Mr Yousaf commented: “The First Minister and I have both sought assurances at the highest level in Abellio ScotRail that everything possible is being done regards contingency planning to resolve future incidents quickly and efficiently, this includes putting in place robust passenger communication. The railway must ensure that it does all it can to restore services, provide support and recompense passengers.

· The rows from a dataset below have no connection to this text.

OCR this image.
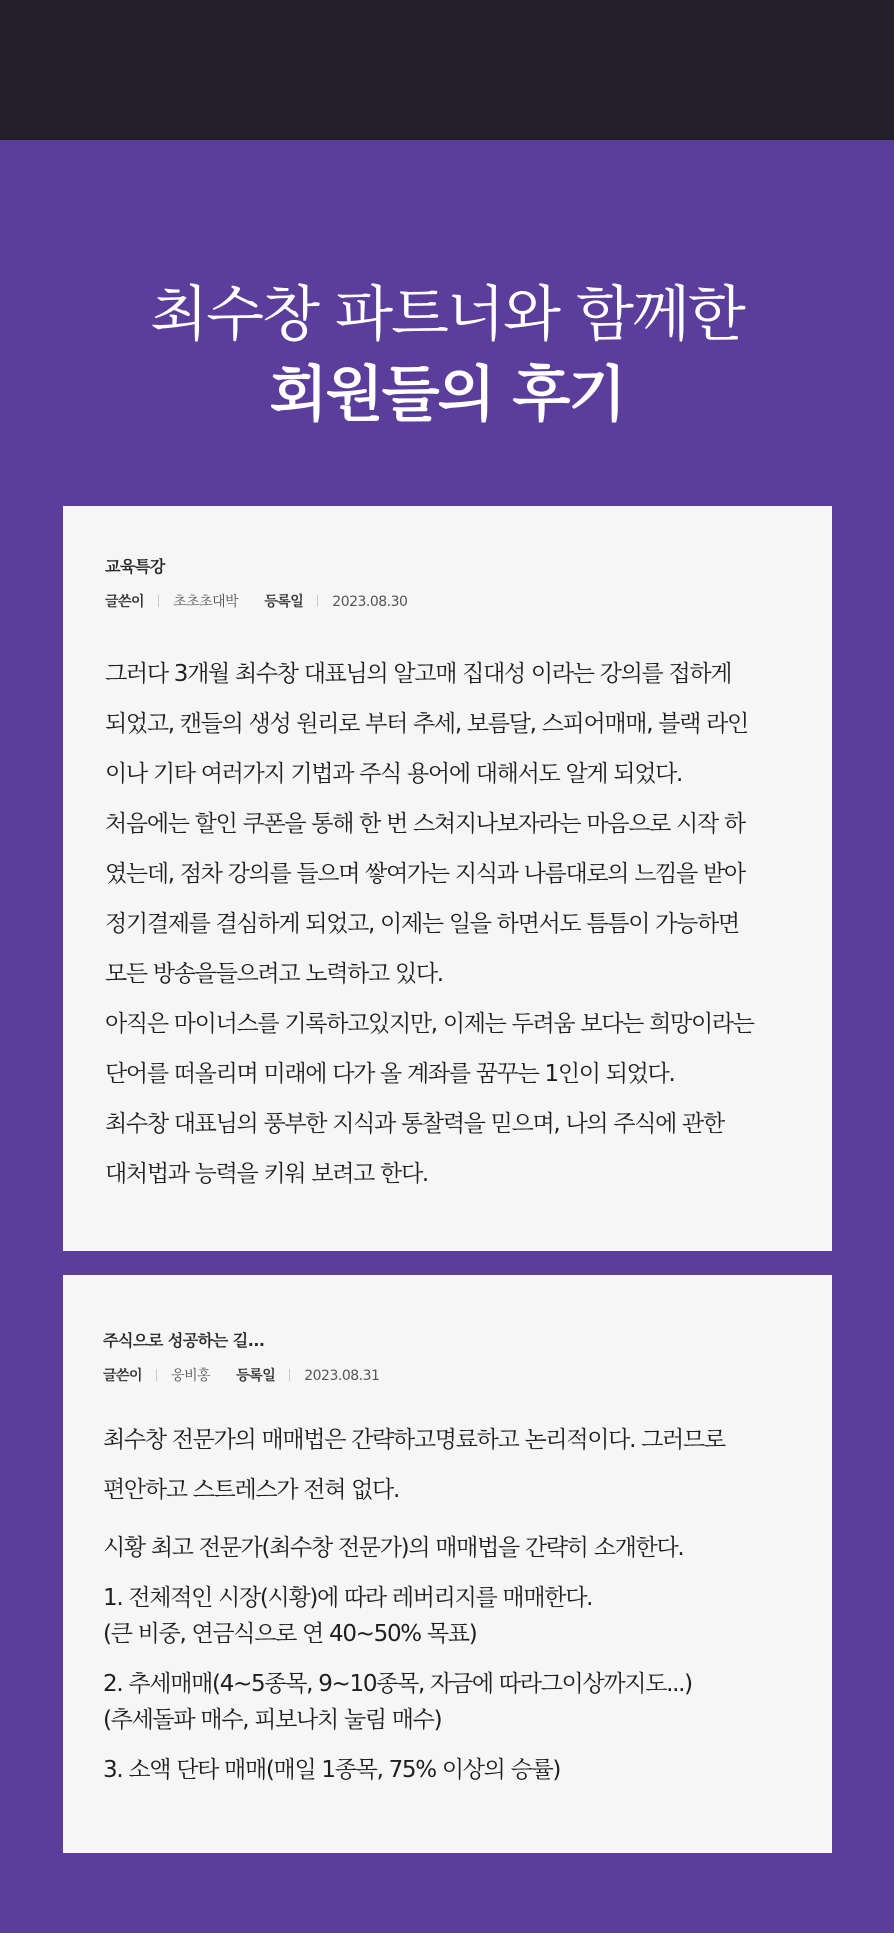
최수창 파트너와 함께한
회원들의 후기
교육특강
글쓴이 초초초대박 등록일 2023.08.30
그러다 3개월 최수창 대표님의 알고매 집대성 이라는 강의를 접하게
되었고, 캔들의 생성 원리로 부터 추세, 보름달, 스피어매매, 블랙 라인
이나 기타 여러가지 기법과 주식 용어에 대해서도 알게 되었다.
처음에는 할인 쿠폰을 통해 한 번 스쳐지나보자라는 마음으로 시작 하
였는데, 점차 강의를 들으며 쌓여가는 지식과 나름대로의 느낌을 받아
정기결제를 결심하게 되었고, 이제는 일을 하면서도 틈틈이 가능하면
모든 방송을들으려고 노력하고 있다.
아직은 마이너스를 기록하고있지만, 이제는 두려움 보다는 희망이라는
단어를 떠올리며 미래에 다가 올 계좌를 꿈꾸는 1인이 되었다.
최수창 대표님의 풍부한 지식과 통찰력을 믿으며, 나의 주식에 관한
대처법과 능력을 키워 보려고 한다.
주식으로 성공하는 길...
글쓴이 웅비홍 등록일 2023.08.31
최수창 전문가의 매매법은 간략하고명료하고 논리적이다. 그러므로
편안하고 스트레스가 전혀 없다.
시황 최고 전문가(최수창 전문가)의 매매법을 간략히 소개한다.
1. 전체적인 시장(시황)에 따라 레버리지를 매매한다.
(큰 비중, 연금식으로 연 40~50% 목표)
2. 추세매매(4~5종목, 9~10종목, 자금에 따라그이상까지도...)
(추세돌파 매수, 피보나치 눌림 매수)
3. 소액 단타 매매(매일 1종목, 75% 이상의 승률)
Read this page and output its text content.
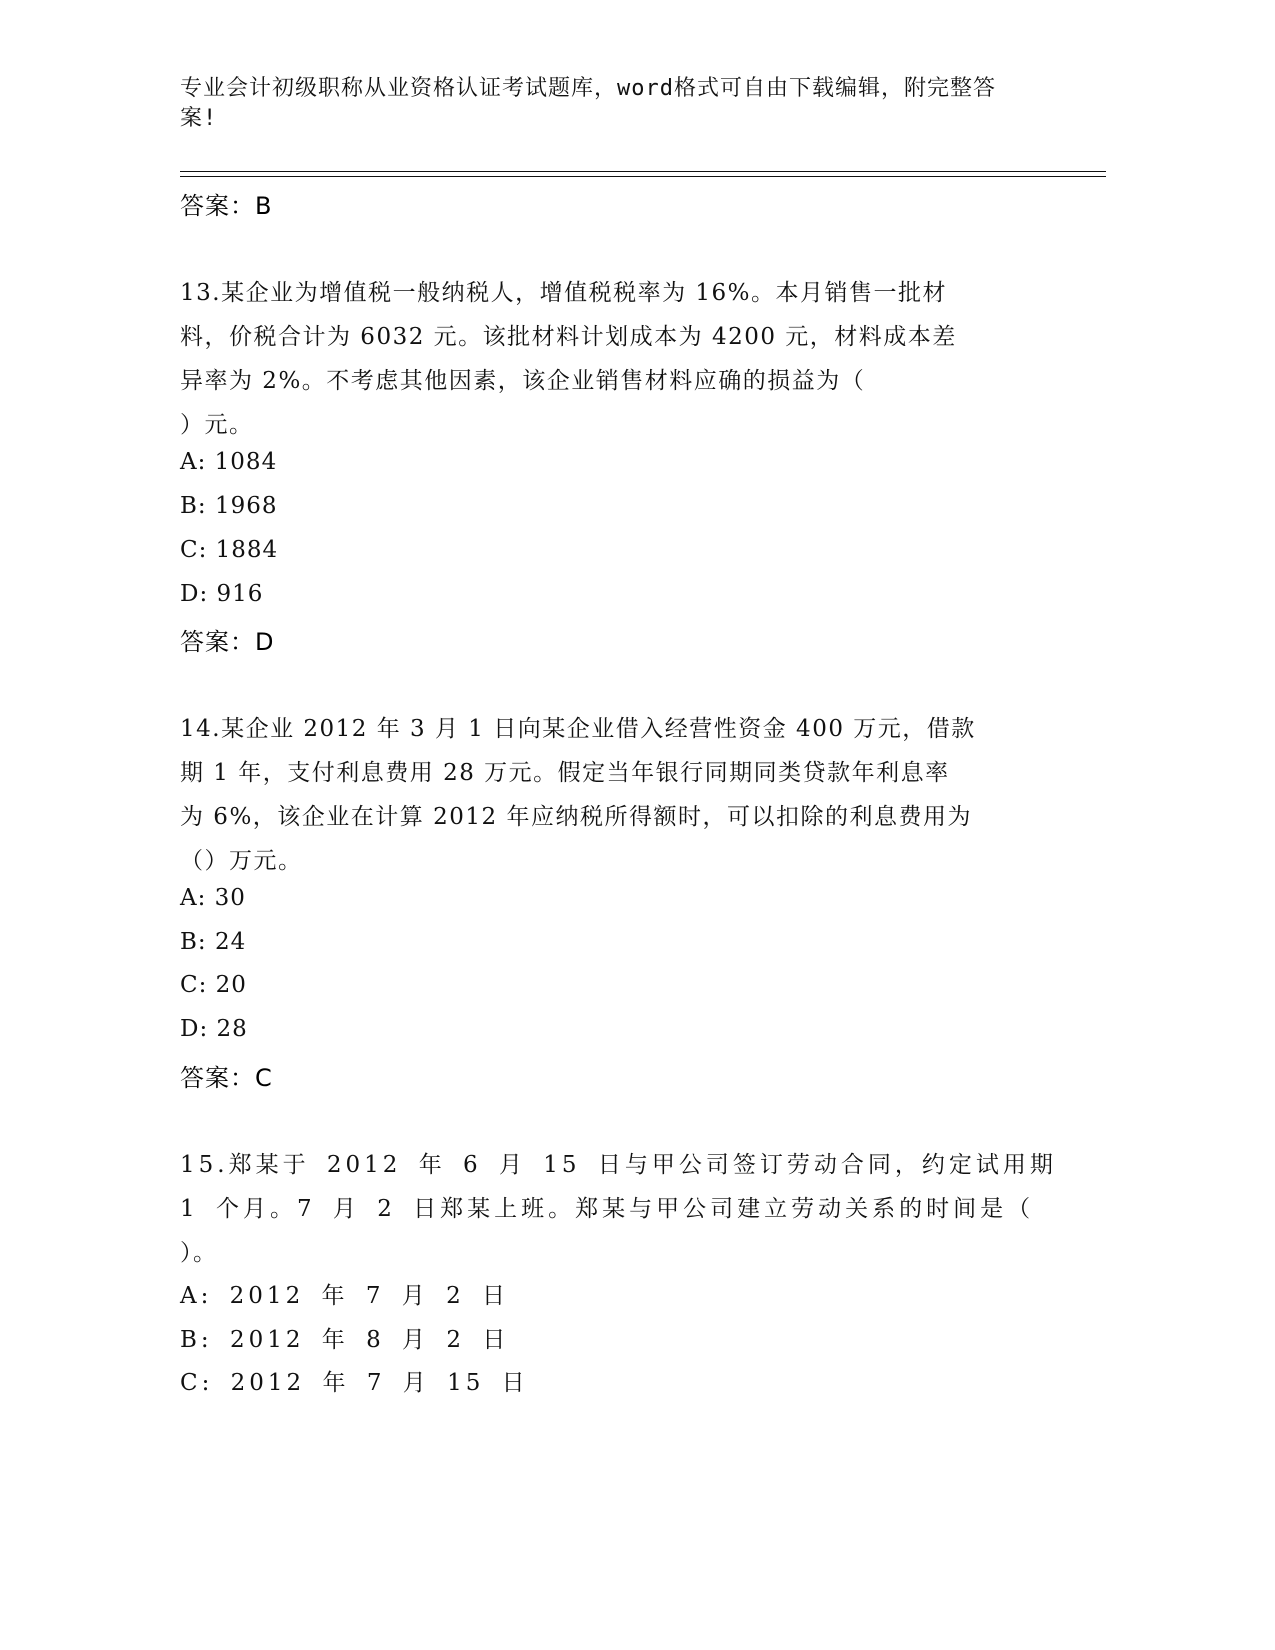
专业会计初级职称从业资格认证考试题库，word格式可自由下载编辑，附完整答
案!
答案：B
13.某企业为增值税一般纳税人，增值税税率为 16%。本月销售一批材
料，价税合计为 6032 元。该批材料计划成本为 4200 元，材料成本差
异率为 2%。不考虑其他因素，该企业销售材料应确的损益为（
）元。
A: 1084
B: 1968
C: 1884
D: 916
答案：D
14.某企业 2012 年 3 月 1 日向某企业借入经营性资金 400 万元，借款
期 1 年，支付利息费用 28 万元。假定当年银行同期同类贷款年利息率
为 6%，该企业在计算 2012 年应纳税所得额时，可以扣除的利息费用为
（）万元。
A: 30
B: 24
C: 20
D: 28
答案：C
15.郑某于 2012 年 6 月 15 日与甲公司签订劳动合同，约定试用期
1 个月。7 月 2 日郑某上班。郑某与甲公司建立劳动关系的时间是（
）。
A: 2012 年 7 月 2 日
B: 2012 年 8 月 2 日
C: 2012 年 7 月 15 日
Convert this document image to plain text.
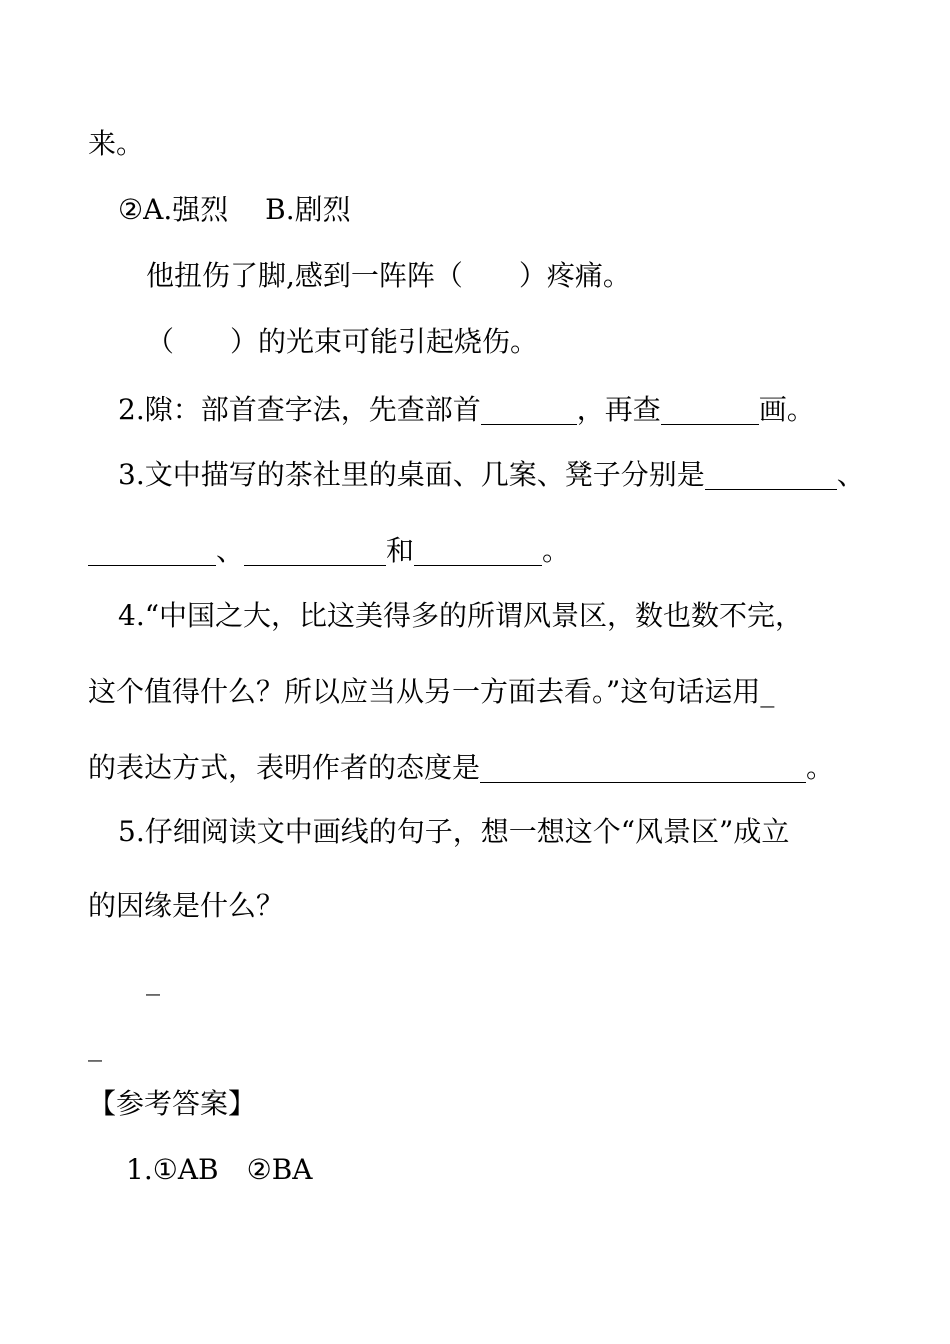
来。
②A.强烈　 B.剧烈
他扭伤了脚,感到一阵阵（ ）疼痛。
（ ）的光束可能引起烧伤。
2.隙：部首查字法，先查部首	，再查	画。
3.文中描写的茶社里的桌面、几案、凳子分别是	、
、	和	。
4.“中国之大，比这美得多的所谓风景区，数也数不完，
这个值得什么？所以应当从另一方面去看。”这句话运用_
的表达方式，表明作者的态度是	。
5.仔细阅读文中画线的句子，想一想这个“风景区”成立
的因缘是什么？
_
_
【参考答案】
1.①AB　②BA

“We are committed to ensuring the success of the current ScotRail franchise contract. Performance, as we all know, is being tracked closely by passengers, government and the media. Currently 89 out of 100 trains achieve the contracted performance measure, this is around 2% ahead of the GB average. We expect ScotRail to improve upon this figure, as per their contractual obligations. As the First Minister said, if performance does not improve the Scottish Government keeps all options on the table.”
Mr Yousaf also said: “The Scottish Government acknowledges the severe rail disruption during the morning peak, due to a broken down diesel train between Edinburgh Waverley and Haymarket station, which has impacted on all services in and out of Edinburgh this morning .
“The breakdown occurred at the worst possible location due to it blocking all four lines in and out of Edinburgh from the west.
“We apologise for the inconvenience this has caused to passengers.”
Ms Dugdale said in the Scottish Parliament that there had been “yet another shambolic day on our railways, causing misery for passengers".
Ms Sturgeon said that Humza Yousaf was monitoring a performance improvement plan for ScotRail very closely.
Ms Dugdale questioned whether the First Minister would step in and sort the mess.
After his visit on 17th to Springburn, Humza Yousaf was at Glasgow Queen Street the next morning meeting commuters.
A new station is to open with a link between trams to and from Edinburgh Airport and trains that cross the Forth Bridge. ScotRail confirmed the new Edinburgh Gateway station will open on Sunday 11 December and will feature through ticketing to facilitate connections between trams and trains.
Sited on the Edinburgh to Fife line between the existing stations of South Gyle and Dalmeny, Edinburgh Gateway will also serve trams running between central Edinburgh and the city’s international airport, Scotland’s busiest.
ScotRail said that the new station, which is part of the Scottish Government’s rail improvement programme for Edinburgh and Glasgow, will offer wider benefits than new airport connections. Local people will have direct trains to Perth, Dundee and Inverness as well as to Fife northbound and to central Edinburgh in the other direction.
The total number of calls every hour by trains at either Edinburgh Interchange or South Gyle will be six each way, compared to the current four at South Gyle. The number of trains calling at South Gyle will drop to two an hour each way but with an additional service in morning and evening peaks.
Edinburgh Gateway and South Gyle between them will provide 14 arrivals from the Fife direction between 07.00 and 09.00 each day, with a comparable number in the evening peak heading north for commuters working in the Edinburgh Business Park area.
Phil Verster, Managing Director of the ScotRail Alliance, said that the Ednburgh Gateway interchange would be “a hugely convenient transport hub for a vast array of customers. Thanks to the smooth transition with the tram network, this is another step forward for integrated travel and supports the future economic investment and activity in the area.”
The new timetable balances ScotRail calls between the stations at South Gyle and Edinburgh Gateway. Train services to call at Edinburgh Gateway include Edinburgh-Glenrothes (both directions on the Fife Circle), Edinburgh-Perth, Edinburgh-Dundee and Edinburgh-Inverness.